This is when things fall apart for IU.
Consistently, seemingly every season, just like clockwork.
It’s not as much a specific date on the calendar as it is a specific moment on IU’s schedule, when the shift from nonconference to conference play occurs.
The Hoosiers have failed to put together anything resembling a decent performance in Big Ten play since a 4-4 conference mark in 2001. Even during the recent seasons in which IU has made a bowl game, the Hoosiers have gone 2-6 and 4-5 against conference opponents.
And during the seasons IU hasn’t made a postseason appearance, there are a litany of one and two-win showings against Big Ten foes.
But, there is reason to expect something different in 2018, and it has less to do with the Hoosiers than you may think.
Nonconference play exposed the Big Ten’s teams earlier this season. Embarrassing home losses occurred to teams from both divisions — Nebraska losing to Troy, Purdue stumbling against Eastern Michigan, Northwestern blowing an 18-point lead against Akron, Rutgers allowing 55 points to Kansas and Maryland being blown out at home by Temple.

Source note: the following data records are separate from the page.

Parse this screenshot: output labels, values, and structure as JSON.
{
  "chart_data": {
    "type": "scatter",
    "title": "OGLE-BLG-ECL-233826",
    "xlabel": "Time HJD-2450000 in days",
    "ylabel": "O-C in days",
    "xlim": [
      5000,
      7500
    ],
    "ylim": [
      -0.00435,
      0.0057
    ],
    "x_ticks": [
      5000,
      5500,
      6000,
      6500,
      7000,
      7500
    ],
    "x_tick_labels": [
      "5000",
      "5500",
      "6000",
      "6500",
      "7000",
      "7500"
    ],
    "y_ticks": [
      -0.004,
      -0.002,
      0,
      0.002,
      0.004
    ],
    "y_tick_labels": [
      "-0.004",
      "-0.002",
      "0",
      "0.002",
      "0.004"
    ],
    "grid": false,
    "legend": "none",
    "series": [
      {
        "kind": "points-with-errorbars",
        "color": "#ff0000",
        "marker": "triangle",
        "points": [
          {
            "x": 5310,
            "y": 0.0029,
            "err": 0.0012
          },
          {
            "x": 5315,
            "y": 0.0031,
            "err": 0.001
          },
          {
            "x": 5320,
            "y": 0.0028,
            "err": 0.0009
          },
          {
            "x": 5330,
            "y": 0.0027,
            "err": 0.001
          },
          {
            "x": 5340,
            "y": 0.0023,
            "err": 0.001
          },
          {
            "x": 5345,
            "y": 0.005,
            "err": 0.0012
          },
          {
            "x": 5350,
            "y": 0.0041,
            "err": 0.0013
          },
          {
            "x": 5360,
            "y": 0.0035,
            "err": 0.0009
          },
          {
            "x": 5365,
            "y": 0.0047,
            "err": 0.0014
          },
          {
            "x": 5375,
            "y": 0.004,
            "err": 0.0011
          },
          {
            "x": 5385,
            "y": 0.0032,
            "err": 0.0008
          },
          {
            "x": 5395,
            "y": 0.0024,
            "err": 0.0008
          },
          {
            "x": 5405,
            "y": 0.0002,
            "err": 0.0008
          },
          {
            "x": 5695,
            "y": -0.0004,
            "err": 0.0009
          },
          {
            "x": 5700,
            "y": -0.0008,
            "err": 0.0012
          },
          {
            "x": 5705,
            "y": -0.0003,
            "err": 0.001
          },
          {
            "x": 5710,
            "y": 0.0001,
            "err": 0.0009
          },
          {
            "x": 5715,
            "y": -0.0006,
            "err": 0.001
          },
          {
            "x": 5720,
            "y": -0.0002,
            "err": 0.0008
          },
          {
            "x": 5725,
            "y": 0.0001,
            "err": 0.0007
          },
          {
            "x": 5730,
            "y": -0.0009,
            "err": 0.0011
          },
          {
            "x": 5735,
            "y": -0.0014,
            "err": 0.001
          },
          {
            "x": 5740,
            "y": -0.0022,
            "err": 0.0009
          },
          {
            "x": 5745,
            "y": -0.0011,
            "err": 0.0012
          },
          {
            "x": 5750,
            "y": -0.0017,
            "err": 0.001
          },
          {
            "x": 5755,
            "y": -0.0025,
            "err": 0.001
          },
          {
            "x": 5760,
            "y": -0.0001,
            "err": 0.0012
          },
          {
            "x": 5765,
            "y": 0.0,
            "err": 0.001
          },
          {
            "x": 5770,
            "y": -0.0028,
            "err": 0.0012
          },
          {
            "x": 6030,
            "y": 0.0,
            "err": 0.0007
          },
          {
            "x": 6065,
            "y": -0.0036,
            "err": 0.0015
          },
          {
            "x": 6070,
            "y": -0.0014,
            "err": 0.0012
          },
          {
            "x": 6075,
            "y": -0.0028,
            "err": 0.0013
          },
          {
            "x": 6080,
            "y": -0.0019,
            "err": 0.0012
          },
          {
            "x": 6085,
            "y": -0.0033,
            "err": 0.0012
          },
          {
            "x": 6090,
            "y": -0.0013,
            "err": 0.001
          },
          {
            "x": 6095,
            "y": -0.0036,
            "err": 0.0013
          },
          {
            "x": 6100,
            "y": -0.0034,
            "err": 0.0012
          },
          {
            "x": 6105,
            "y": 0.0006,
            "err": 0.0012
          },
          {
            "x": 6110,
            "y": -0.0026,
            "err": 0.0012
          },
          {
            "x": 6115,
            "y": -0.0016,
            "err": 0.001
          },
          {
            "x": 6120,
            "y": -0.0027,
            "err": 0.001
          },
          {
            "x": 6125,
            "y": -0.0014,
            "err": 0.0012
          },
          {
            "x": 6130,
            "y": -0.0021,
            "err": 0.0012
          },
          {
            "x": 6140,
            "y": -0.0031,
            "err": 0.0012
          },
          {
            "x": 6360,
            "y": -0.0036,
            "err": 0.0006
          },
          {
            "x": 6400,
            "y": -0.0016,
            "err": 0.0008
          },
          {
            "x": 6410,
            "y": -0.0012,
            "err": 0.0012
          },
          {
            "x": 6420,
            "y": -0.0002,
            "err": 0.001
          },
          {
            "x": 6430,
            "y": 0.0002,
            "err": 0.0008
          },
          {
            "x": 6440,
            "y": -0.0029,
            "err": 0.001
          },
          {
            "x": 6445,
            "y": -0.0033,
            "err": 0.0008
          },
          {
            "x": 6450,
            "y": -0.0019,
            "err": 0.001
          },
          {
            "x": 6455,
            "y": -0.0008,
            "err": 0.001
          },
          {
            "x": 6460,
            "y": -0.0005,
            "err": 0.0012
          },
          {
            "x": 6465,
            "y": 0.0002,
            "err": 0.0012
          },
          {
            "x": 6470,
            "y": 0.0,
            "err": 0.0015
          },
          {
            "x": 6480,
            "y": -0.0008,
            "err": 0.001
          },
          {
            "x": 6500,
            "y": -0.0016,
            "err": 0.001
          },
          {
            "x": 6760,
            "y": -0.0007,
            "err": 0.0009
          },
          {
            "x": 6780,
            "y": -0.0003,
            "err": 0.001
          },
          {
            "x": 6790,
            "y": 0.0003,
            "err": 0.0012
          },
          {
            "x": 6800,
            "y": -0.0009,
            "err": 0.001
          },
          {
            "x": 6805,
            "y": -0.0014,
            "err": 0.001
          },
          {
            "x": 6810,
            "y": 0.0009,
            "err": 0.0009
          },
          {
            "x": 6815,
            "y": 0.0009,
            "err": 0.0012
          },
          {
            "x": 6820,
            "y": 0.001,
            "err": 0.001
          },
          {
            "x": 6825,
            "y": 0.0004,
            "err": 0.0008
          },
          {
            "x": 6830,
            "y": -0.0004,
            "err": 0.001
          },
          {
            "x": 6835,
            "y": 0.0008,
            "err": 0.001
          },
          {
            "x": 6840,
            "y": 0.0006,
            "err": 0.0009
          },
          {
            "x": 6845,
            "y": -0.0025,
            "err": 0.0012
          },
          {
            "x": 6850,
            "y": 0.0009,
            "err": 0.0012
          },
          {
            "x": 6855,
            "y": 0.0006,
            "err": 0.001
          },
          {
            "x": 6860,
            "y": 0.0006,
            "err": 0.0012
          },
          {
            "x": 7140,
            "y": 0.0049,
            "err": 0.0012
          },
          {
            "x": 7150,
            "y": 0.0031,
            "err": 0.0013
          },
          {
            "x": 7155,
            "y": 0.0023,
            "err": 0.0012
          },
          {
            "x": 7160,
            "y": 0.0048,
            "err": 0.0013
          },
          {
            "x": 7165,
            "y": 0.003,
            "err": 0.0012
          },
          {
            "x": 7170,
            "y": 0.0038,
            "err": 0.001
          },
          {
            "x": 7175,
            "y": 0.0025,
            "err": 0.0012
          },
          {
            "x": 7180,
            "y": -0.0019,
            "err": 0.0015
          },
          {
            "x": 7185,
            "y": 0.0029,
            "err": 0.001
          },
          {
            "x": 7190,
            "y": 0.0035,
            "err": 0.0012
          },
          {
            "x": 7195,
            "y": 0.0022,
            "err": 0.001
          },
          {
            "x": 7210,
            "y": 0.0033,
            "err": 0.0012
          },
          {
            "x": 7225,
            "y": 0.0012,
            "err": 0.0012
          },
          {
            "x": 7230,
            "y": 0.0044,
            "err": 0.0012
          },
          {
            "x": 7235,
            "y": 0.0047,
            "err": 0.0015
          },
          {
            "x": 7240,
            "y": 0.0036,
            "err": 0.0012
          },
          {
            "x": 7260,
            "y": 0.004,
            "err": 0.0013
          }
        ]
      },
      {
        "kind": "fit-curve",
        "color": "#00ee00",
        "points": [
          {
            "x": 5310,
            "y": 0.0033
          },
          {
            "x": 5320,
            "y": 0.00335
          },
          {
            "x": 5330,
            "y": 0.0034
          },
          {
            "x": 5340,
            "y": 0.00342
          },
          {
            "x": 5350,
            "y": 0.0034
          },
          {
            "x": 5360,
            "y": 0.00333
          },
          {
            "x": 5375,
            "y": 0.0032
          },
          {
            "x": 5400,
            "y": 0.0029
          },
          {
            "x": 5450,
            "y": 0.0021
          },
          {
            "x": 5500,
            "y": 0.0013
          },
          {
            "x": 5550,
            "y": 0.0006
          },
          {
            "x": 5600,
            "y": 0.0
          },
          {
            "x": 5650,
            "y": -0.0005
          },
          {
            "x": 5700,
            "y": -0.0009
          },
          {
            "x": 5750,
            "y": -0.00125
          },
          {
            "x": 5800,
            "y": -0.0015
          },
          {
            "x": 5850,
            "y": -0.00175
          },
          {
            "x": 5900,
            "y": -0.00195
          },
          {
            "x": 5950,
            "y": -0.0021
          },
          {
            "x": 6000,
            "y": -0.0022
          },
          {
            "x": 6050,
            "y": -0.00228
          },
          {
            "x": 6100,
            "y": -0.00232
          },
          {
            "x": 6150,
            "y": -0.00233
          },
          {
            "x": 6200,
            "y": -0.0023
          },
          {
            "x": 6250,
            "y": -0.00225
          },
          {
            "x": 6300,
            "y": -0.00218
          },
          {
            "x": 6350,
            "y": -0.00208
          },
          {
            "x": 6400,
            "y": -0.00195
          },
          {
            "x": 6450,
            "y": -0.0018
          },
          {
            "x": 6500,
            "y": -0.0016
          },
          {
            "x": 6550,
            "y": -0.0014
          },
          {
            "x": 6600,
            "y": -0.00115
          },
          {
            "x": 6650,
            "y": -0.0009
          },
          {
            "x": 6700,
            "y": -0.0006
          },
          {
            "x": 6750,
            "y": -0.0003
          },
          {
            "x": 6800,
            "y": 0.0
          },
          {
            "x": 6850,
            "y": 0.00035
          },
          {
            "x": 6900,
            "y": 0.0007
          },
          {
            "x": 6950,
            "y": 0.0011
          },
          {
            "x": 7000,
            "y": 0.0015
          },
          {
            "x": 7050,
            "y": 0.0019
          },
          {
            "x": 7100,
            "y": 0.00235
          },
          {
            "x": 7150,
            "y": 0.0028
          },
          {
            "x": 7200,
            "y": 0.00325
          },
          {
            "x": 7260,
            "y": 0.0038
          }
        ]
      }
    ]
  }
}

Most of the Big Ten’s top teams like Iowa, Ohio State and Penn State remain intimidating to opponents. As for the rest of the conference, it’s just not very good.
This should be a dream for the IU football program and its fans.
Many of those one and two-win conference campaigns were a result of the Hoosiers having a flat-out noncompetitive team. But the three and four-win conference seasons, like those in 2013 and 2016, were the result of a decent IU team playing against elite conference opponents on an almost weekly basis.
That won’t happen in 2018.
Aside from games at Ohio State and at home against Penn State, the Hoosiers will have a realistic chance against all other conference opponents this season.
IU’s offense silenced critics with its 3-0 nonconference showing. Sophomore quarterback Peyton Ramsey has been efficient in the passing game without taking unnecessary risks, in part because of the emergence of freshman Stevie Scott as IU’s featured running back.
Familiar faces at wide receiver like juniors Donavan Hale and Nick Westbrook have offered the Hoosiers with the occasional downfield deep threat as well. Most importantly, IU’s offensive line has remained healthy leading into conference play.
A unit ravaged by injuries last season has shown some progress after being challenged by IU Coach Tom Allen following the opening game of the season.
Defensively, a young Hoosier defense has risen to the limited challenges posed to it this season. While Florida International, Virginia and Ball State weren’t offensive juggernauts, the Hoosiers showed competency stopping strong rushing attacks, a dual-threat quarterback and a pass-happy offense after showing vulnerabilities against FIU.
Even in the loss to Michigan State, IU was able to neutralize the Spartans' ground game.
When it comes to special teams, the Hoosiers, and in particular redshirt senior wide receiver J-Shun Harris, are peaking at the right time. On the eve of the start of Big Ten play, Harris marked his return from a third torn ACL by returning a punt against Ball State 86 yards for a touchdown.
Harris now has a punt return touchdown in three of his last 11 games, and he will play a key part in any upset wins IU has in conference play.
There are certainly Big Ten games IU needs to win to reach the postseason. Defeating Rutgers on the road and Maryland and Purdue at home seems to be the easiest path to six wins for the Hoosiers. But the bare minimum shouldn’t be what IU aims for.
With a team that’s limited its mistakes during nonconference play and has a favorable conference schedule during a down year for the Big Ten, the Hoosiers have the potential to reach seven or eight wins this season.
The question, though, as so often is the case with IU football, is can the Hoosiers elevate their level of play as summer turns to fall?
Because more often times than not, they can't.